IT Brief Australia - Technology news for CIOs & IT decision-makers
Story image
Oracle upgrades MySQL HeatWave with new AI capabilities
Thu, 21st Sep 2023

Oracle has unveiled significant improvements to MySQL HeatWave during the Oracle CloudWorld event in Las Vegas. These enhancements include the introduction of vector store, generative AI, advanced in-database machine learning features, MySQL Autopilot improvements, and the novel HeatWave Lakehouse functionalities. Additionally, there is now support for JavaScript, an acceleration of JSON queries, and the provision for new analytic operators.

One notable development is the vector store, currently in private preview, which empowers customers to utilise large language models (LLMs) with their unique data. This promises more precise answers as compared to models that rely solely on publicly available data. Edward Screven, Oracle's chief corporate architect, mentioned, "We've previously added real-time analytics with the best price-performance in the industry, automated machine learning, lakehouse, and multicloud capabilities to HeatWave.

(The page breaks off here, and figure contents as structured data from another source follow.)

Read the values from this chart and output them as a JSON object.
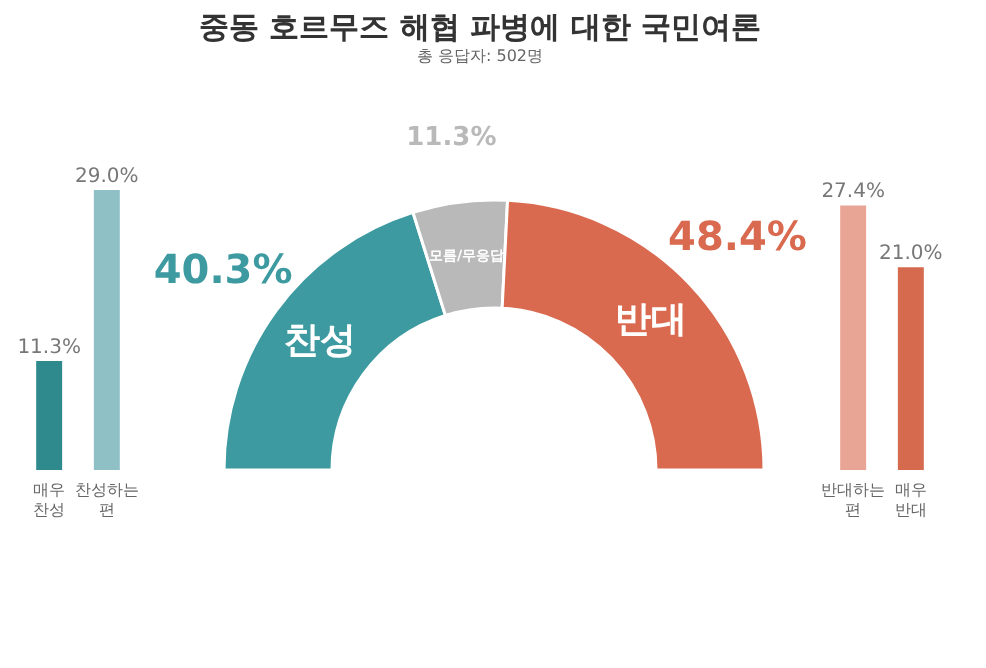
{
  "chart_data": [
    {
      "type": "bar",
      "categories": [
        "매우 찬성",
        "찬성하는 편"
      ],
      "values": [
        11.3,
        29.0
      ],
      "colors": [
        "#2e8a8c",
        "#8fc0c6"
      ],
      "value_labels": [
        "11.3%",
        "29.0%"
      ]
    },
    {
      "type": "donut",
      "title": "중동 호르무즈 해협 파병에 대한 국민여론",
      "subtitle": "총 응답자: 502명",
      "categories": [
        "찬성",
        "모름/무응답",
        "반대"
      ],
      "values": [
        40.3,
        11.3,
        48.4
      ],
      "colors": [
        "#3d9aa0",
        "#b9b9b9",
        "#d9694f"
      ],
      "value_labels": [
        "40.3%",
        "11.3%",
        "48.4%"
      ]
    },
    {
      "type": "bar",
      "categories": [
        "반대하는 편",
        "매우 반대"
      ],
      "values": [
        27.4,
        21.0
      ],
      "colors": [
        "#e8a595",
        "#d66a4e"
      ],
      "value_labels": [
        "27.4%",
        "21.0%"
      ]
    }
  ]
}
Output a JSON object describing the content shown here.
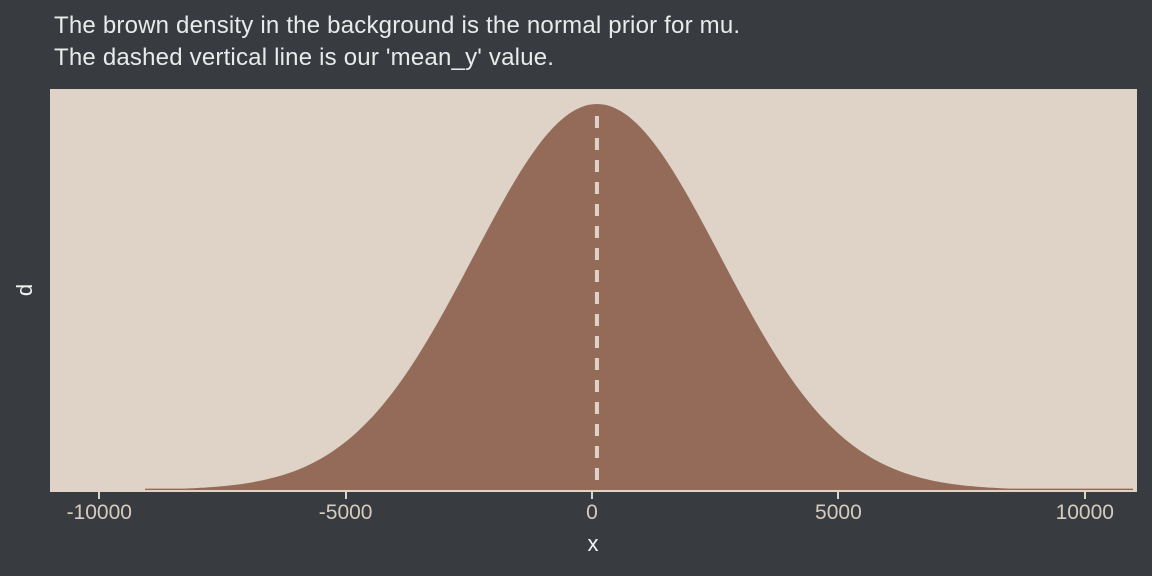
{
  "title": {
    "line1": "The brown density in the background is the normal prior for mu.",
    "line2": "The dashed vertical line is our 'mean_y' value."
  },
  "chart_data": {
    "type": "area",
    "subtype": "density",
    "title": "The brown density in the background is the normal prior for mu. The dashed vertical line is our 'mean_y' value.",
    "xlabel": "x",
    "ylabel": "d",
    "x_range": [
      -11000,
      11060
    ],
    "x_ticks": [
      -10000,
      -5000,
      0,
      5000,
      10000
    ],
    "x_tick_labels": [
      "-10000",
      "-5000",
      "0",
      "5000",
      "10000"
    ],
    "y_axis": {
      "ticks_visible": false,
      "min": 0,
      "peak_density": 0.00015958
    },
    "series": [
      {
        "name": "normal prior for mu",
        "distribution": "normal",
        "mean": 100,
        "sd": 2500,
        "fill_color": "#946b58"
      }
    ],
    "vline": {
      "x": 100,
      "meaning": "mean_y",
      "style": "dashed",
      "color": "#ddd3c6"
    },
    "grid": false,
    "legend": false,
    "colors": {
      "background": "#383c41",
      "panel_background": "#ded3c6",
      "density_fill": "#946b58",
      "dashed_line": "#ddd3c6",
      "title_text": "#e9eaea",
      "tick_text": "#d6cbbd",
      "axis_label_text": "#f2f2f2"
    }
  }
}
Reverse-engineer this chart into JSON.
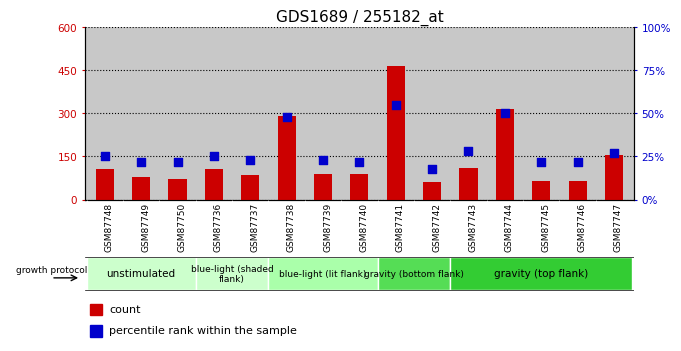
{
  "title": "GDS1689 / 255182_at",
  "samples": [
    "GSM87748",
    "GSM87749",
    "GSM87750",
    "GSM87736",
    "GSM87737",
    "GSM87738",
    "GSM87739",
    "GSM87740",
    "GSM87741",
    "GSM87742",
    "GSM87743",
    "GSM87744",
    "GSM87745",
    "GSM87746",
    "GSM87747"
  ],
  "counts": [
    108,
    80,
    70,
    108,
    85,
    290,
    90,
    90,
    465,
    60,
    110,
    315,
    65,
    65,
    155
  ],
  "percentiles": [
    25,
    22,
    22,
    25,
    23,
    48,
    23,
    22,
    55,
    18,
    28,
    50,
    22,
    22,
    27
  ],
  "ylim_left": [
    0,
    600
  ],
  "ylim_right": [
    0,
    100
  ],
  "yticks_left": [
    0,
    150,
    300,
    450,
    600
  ],
  "yticks_right": [
    0,
    25,
    50,
    75,
    100
  ],
  "ytick_labels_right": [
    "0%",
    "25%",
    "50%",
    "75%",
    "100%"
  ],
  "group_info": [
    {
      "label": "unstimulated",
      "xstart": 0,
      "xend": 2,
      "color": "#ccffcc"
    },
    {
      "label": "blue-light (shaded\nflank)",
      "xstart": 3,
      "xend": 4,
      "color": "#ccffcc"
    },
    {
      "label": "blue-light (lit flank)",
      "xstart": 5,
      "xend": 7,
      "color": "#aaffaa"
    },
    {
      "label": "gravity (bottom flank)",
      "xstart": 8,
      "xend": 9,
      "color": "#55dd55"
    },
    {
      "label": "gravity (top flank)",
      "xstart": 10,
      "xend": 14,
      "color": "#33cc33"
    }
  ],
  "bar_color": "#cc0000",
  "dot_color": "#0000cc",
  "bar_width": 0.5,
  "dot_size": 28,
  "plot_bg_color": "#c8c8c8",
  "legend_count_color": "#cc0000",
  "legend_pct_color": "#0000cc",
  "title_fontsize": 11,
  "tick_fontsize": 7.5,
  "group_fontsize_large": 7.5,
  "group_fontsize_small": 6.5,
  "legend_fontsize": 8
}
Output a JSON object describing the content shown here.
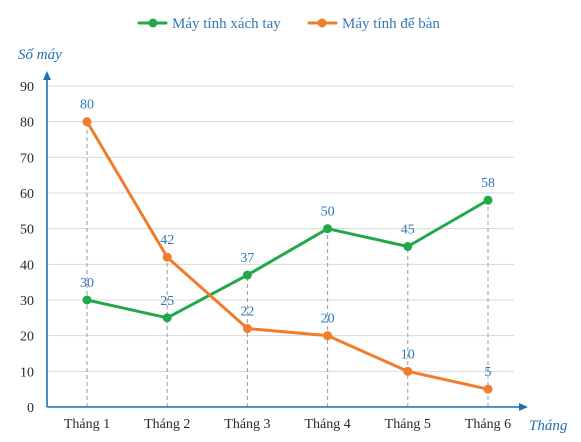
{
  "chart_data": {
    "type": "line",
    "title": "",
    "xlabel": "Tháng",
    "ylabel": "Số máy",
    "categories": [
      "Tháng 1",
      "Tháng 2",
      "Tháng 3",
      "Tháng 4",
      "Tháng 5",
      "Tháng 6"
    ],
    "yticks": [
      0,
      10,
      20,
      30,
      40,
      50,
      60,
      70,
      80,
      90
    ],
    "ylim": [
      0,
      90
    ],
    "legend_position": "top-center",
    "grid": true,
    "series": [
      {
        "name": "Máy tính xách tay",
        "values": [
          30,
          25,
          37,
          50,
          45,
          58
        ],
        "labels": [
          "30",
          "25",
          "37",
          "50",
          "45",
          "58"
        ],
        "color": "#22a84a"
      },
      {
        "name": "Máy tính để bàn",
        "values": [
          80,
          42,
          22,
          20,
          10,
          5
        ],
        "labels": [
          "80",
          "42",
          "22",
          "20",
          "10",
          "5"
        ],
        "color": "#f07d2d"
      }
    ]
  }
}
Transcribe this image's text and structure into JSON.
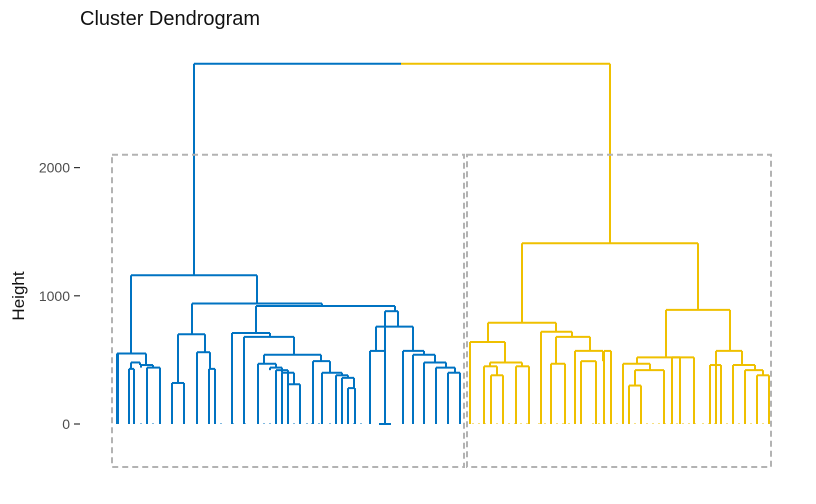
{
  "chart_data": {
    "type": "dendrogram",
    "title": "Cluster Dendrogram",
    "xlabel": "",
    "ylabel": "Height",
    "ylim": [
      -340,
      2800
    ],
    "yticks": [
      0,
      1000,
      2000
    ],
    "ytick_labels": [
      "0",
      "1000",
      "2000"
    ],
    "grid": false,
    "n_leaves": 57,
    "cut_height": 2100,
    "clusters": [
      {
        "leaves": [
          1,
          29
        ],
        "color": "#0073C2"
      },
      {
        "leaves": [
          30,
          57
        ],
        "color": "#EFC000"
      }
    ],
    "root_height": 2810,
    "merges": [
      {
        "height": 2810,
        "left_x": 194,
        "right_x": 610,
        "left_child_h": 1160,
        "right_child_h": 1410
      },
      {
        "height": 1160,
        "left_x": 131,
        "right_x": 257,
        "left_child_h": 550,
        "right_child_h": 940
      },
      {
        "height": 940,
        "left_x": 192,
        "right_x": 322,
        "left_child_h": 700,
        "right_child_h": 920
      },
      {
        "height": 920,
        "left_x": 256,
        "right_x": 395,
        "left_child_h": 710,
        "right_child_h": 880
      },
      {
        "height": 880,
        "left_x": 385,
        "right_x": 398,
        "left_child_h": 0,
        "right_child_h": 760
      },
      {
        "height": 760,
        "left_x": 376,
        "right_x": 413,
        "left_child_h": 570,
        "right_child_h": 570
      },
      {
        "height": 570,
        "left_x": 370,
        "right_x": 376,
        "left_child_h": 0,
        "right_child_h": 0
      },
      {
        "height": 570,
        "left_x": 403,
        "right_x": 424,
        "left_child_h": 0,
        "right_child_h": 540
      },
      {
        "height": 540,
        "left_x": 413,
        "right_x": 435,
        "left_child_h": 0,
        "right_child_h": 480
      },
      {
        "height": 480,
        "left_x": 424,
        "right_x": 446,
        "left_child_h": 0,
        "right_child_h": 440
      },
      {
        "height": 440,
        "left_x": 436,
        "right_x": 455,
        "left_child_h": 0,
        "right_child_h": 400
      },
      {
        "height": 400,
        "left_x": 448,
        "right_x": 460,
        "left_child_h": 0,
        "right_child_h": 0
      },
      {
        "height": 710,
        "left_x": 232,
        "right_x": 294,
        "left_child_h": 0,
        "right_child_h": 680
      },
      {
        "height": 680,
        "left_x": 244,
        "right_x": 294,
        "left_child_h": 0,
        "right_child_h": 540
      },
      {
        "height": 540,
        "left_x": 265,
        "right_x": 321,
        "left_child_h": 0,
        "right_child_h": 0
      },
      {
        "height": 700,
        "left_x": 178,
        "right_x": 205,
        "left_child_h": 320,
        "right_child_h": 560
      },
      {
        "height": 1410,
        "left_x": 522,
        "right_x": 698,
        "left_child_h": 790,
        "right_child_h": 890
      },
      {
        "height": 790,
        "left_x": 488,
        "right_x": 556,
        "left_child_h": 640,
        "right_child_h": 720
      },
      {
        "height": 890,
        "left_x": 666,
        "right_x": 730,
        "left_child_h": 520,
        "right_child_h": 570
      },
      {
        "height": 570,
        "left_x": 718,
        "right_x": 742,
        "left_child_h": 0,
        "right_child_h": 460
      },
      {
        "height": 520,
        "left_x": 637,
        "right_x": 694,
        "left_child_h": 0,
        "right_child_h": 0
      }
    ]
  }
}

Now vector store and generative AI bring the power of LLMs to customers, offering an intuitive way to interact with enterprise data and secure accurate responses crucial for business."

Generative AI and vector store will now enable documents in various formats, such as PDF, to be ingested and stored as embeddings generated through an encoder model. This feature enhances the accuracy of responses to user queries by identifying the most analogous documents.

MySQL HeatWave's AutoML now delivers in-database machine learning with a comprehensive automated pipeline for model training. This negates the need for customers to shift data to a separate machine learning service. The latest capabilities include support for HeatWave Lakehouse, which broadens the range of data available for machine learning, and text column support that facilitates machine learning tasks on text columns.

Another pivotal update is the enhancement of the MySQL Autopilot, which uses machine learning to bolster performance and scalability. This automation learns from previous query executions to refine future query plans. The recent updates to MySQL Autopilot consist of Autopilot indexing, auto compression, adaptive query execution, and auto load and unload functionalities.

Furthermore, developers can now script stored procedures and functions in JavaScript and execute them within MySQL HeatWave. This ensures better performance as data transfer between the database and the client is eliminated. The inclusion of new analytic operators and a bulk ingest feature further strengthens MySQL HeatWave's capabilities.

Steve McDowell, principal analyst and founding partner at NAND Research, remarked, "The MySQL HeatWave engineering team is clearly doubling down on AI and machine learning innovation." He also praised the team's approach, noting their flexibility and commitment to an open, collaborative model.